Lorenzo Burzigotti

Personal information
- Date of birth: 12 March 1987 (age 38)
- Place of birth: Sansepolcro, Italy
- Height: 1.90 m (6 ft 3 in)
- Position(s): Centre-back

Team information
- Current team: Sansepolcro

Youth career
- Sansepolcro
- 2004–2006: Arezzo

Senior career*
- Years: Team / Apps / (Gls)
- 2006–2007: Arezzo / 0 / (0)
- 2006–2007: → Sansovino (loan) / 3 / (0)
- 2007: → Juve Stabia (loan) / 6 / (1)
- 2007–2008: South Tyrol / 3 / (0)
- 2008–2010: Foggia / 42 / (3)
- 2010–2014: Reggina / 6 / (0)
- 2012: → Latina (loan) / 11 / (1)
- 2012–2013: → Barletta (loan) / 21 / (3)
- 2013–2014: → Grosseto (loan) / 27 / (1)
- 2014–2015: Grosseto / 17 / (1)
- 2015–2016: Messina / 23 / (2)
- 2016–2018: Gubbio / 46 / (3)
- 2018–2020: Arezzo / 7 / (1)
- 2020–: Sansepolcro / 0 / (0)

= Lorenzo Burzigotti =

Italian footballer

Lorenzo Burzigotti (born 12 March 1987) is an Italian footballer who plays for Sansepolcro.

==Biography==
Born in Sansepolcro, the Province of Arezzo, Burzigotti started his career at Sansepolcro, then signed by Arezzo in mid-2004. In mid-2006 he graduated from the under-20 youth team and loaned to Sansovino. In January 2007 he was transferred to Juve Stabia but only played 9 times combined that season. On 31 August 2007 he was sold to South Tyrol in co-ownership deal. He only played 3 times in 2007–08 Serie C2. Arezzo gave up the remain 50% registration rights to South Tyrol. but failed to bought back Alessandro Simonetta. On 19 August, he was transferred to Foggia in 1-year deal after a successful trial. He played 10 times in 2008–09 Lega Pro Prima Divisione and signed a new 2-year deal at the end of season. He made a breakthrough in 2009–10, played 32 times, replacing departed Andrea Lisuzzo.

===Reggina===
On 13 July 2010 Burzigotti received a call-up from Reggina and the transfer completed soon after. However, he only played 7 times. Burzigotti took no.5 shirt from Vincenzo Camilleri at the start of season.
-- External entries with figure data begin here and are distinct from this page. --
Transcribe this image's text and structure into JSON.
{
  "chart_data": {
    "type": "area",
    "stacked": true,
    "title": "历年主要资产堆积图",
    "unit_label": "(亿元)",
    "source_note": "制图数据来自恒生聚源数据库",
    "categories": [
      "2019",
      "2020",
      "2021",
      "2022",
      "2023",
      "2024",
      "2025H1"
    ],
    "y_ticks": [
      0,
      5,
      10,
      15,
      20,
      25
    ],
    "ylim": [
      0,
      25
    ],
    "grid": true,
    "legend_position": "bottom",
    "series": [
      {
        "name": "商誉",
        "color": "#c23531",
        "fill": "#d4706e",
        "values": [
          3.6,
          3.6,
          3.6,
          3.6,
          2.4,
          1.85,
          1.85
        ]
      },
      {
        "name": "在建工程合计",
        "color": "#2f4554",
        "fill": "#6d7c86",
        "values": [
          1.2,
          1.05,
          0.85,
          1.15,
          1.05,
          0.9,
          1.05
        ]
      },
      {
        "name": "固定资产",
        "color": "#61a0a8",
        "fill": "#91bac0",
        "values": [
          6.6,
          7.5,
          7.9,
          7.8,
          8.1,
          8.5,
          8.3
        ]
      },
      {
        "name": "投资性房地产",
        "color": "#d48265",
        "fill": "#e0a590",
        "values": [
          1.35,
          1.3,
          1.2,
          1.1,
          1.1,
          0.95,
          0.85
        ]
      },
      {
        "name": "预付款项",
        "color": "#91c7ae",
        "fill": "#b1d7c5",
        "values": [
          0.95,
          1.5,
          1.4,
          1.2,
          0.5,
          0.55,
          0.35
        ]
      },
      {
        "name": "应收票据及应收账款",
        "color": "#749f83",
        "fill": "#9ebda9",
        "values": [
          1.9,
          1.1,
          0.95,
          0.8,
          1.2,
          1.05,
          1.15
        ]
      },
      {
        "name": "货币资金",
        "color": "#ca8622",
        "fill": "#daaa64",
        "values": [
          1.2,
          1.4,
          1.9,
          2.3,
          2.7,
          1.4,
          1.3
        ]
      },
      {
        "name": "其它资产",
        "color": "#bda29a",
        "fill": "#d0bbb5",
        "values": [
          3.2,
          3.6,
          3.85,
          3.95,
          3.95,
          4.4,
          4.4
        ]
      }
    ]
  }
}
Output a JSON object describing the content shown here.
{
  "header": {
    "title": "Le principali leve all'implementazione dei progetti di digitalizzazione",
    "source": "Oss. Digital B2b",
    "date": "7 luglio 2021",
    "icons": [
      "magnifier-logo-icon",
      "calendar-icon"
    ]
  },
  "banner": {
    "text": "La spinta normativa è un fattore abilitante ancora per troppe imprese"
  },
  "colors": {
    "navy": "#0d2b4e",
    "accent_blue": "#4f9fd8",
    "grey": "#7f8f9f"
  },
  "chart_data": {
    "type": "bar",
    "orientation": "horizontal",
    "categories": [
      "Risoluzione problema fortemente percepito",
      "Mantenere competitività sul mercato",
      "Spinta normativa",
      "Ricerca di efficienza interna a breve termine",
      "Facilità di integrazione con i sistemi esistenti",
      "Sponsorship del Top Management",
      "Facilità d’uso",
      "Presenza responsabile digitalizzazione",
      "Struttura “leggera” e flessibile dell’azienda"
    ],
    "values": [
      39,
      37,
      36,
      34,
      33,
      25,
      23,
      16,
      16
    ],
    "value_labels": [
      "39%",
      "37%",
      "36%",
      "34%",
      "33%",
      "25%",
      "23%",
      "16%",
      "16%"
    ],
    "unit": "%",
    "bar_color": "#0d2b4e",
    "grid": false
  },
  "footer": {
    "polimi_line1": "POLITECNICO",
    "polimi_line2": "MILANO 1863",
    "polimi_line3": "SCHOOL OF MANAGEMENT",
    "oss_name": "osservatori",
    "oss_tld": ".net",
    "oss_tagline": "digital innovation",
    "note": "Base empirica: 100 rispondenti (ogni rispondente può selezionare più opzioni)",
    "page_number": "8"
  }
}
On 12 January 2012 he left on loan to U.S. Latina Calcio.

Burzigotti wore no.16 shirt for Reggina in 2012 pre-season, which his old number was taken by Gianluca Freddi in January 2012. On 30 August 2012 Burzigotti was signed by Barletta.

Burzigotti returned to Reggio Calabria again on 1 July 2013. He did not have any shirt number for Reggina in 2013–14 Serie B. On 2 September 2013 Burzigotti and Francesco Bombagi were signed by Grosseto, with Valerio Foglio moved to opposite direction.

===Amateur levels===
On 31 January 2020, he moved to the amateur side Sansepolcro.